How do I get to Taroko Gorge from Taipei?

Take a Taiwan Railways (TRA) train from Taipei to Hualien — the fast Puyuma or Taroko Express services take roughly two to two and a half hours. There is no High Speed Rail to the east coast. From Hualien, reach the gorge by guided tour, taxi, private driver, the Taroko tourist shuttle bus, or a rental car or scooter, as the park is a short drive beyond the city. Book reserved-seat trains well in advance, especially on weekends and holidays.

How long should I spend in Hualien and Taroko?

One full day is the minimum to see Taroko's main highlights and works as a day trip if you arrive in Hualien the night before. Two days is ideal for most travellers, letting you combine the gorge with Qixingtan Beach, Dongdamen Night Market and a slower pace. Three or more days suits hikers and photographers and provides valuable buffer time in case a trail or road closes and you need to adjust your plans.

Which Taroko trails are best for beginners?

When open, the Shakadang Trail is the most beginner-friendly: it is largely flat, follows a strikingly clear river, and you can turn back whenever you like. The Lushui Trail and the short walk to the Eternal Spring Shrine are also accessible. Helmets are often required at spots like Swallow Grotto due to rockfall risk. Confirm which trails are currently open before you go, as several have been impacted by recent landslides.

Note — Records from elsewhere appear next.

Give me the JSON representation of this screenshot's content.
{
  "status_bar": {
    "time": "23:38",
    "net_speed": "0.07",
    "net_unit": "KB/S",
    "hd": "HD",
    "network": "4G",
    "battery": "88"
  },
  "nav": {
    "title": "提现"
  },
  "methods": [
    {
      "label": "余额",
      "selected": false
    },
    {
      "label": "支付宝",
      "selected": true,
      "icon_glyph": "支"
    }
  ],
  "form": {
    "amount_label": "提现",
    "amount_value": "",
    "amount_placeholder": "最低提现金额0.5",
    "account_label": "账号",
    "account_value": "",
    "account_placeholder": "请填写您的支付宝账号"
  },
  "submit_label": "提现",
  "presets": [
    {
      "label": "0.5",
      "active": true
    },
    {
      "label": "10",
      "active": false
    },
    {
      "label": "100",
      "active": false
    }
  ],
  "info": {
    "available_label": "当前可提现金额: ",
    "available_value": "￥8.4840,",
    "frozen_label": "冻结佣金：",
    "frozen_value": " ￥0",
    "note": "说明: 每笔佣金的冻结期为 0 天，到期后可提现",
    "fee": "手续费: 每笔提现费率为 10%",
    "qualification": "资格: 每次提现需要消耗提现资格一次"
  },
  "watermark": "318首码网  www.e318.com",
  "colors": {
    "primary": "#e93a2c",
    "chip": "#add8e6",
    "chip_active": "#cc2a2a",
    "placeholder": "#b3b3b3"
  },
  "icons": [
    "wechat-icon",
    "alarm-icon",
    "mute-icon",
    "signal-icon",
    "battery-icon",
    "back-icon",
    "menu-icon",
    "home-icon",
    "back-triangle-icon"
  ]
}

Will I have phone signal and internet in Taroko Gorge?

Mobile coverage is generally reliable in Hualien city and around the park entrances, but it can be patchy or drop out deep inside the canyon and in tunnels, where sheer marble walls block the signal. Because checking live trail status and safety updates matters here, it helps to have a dependable data connection such as a Taiwan eSIM so you can load the official park status page and maps from your hotel or the trailhead before heading in.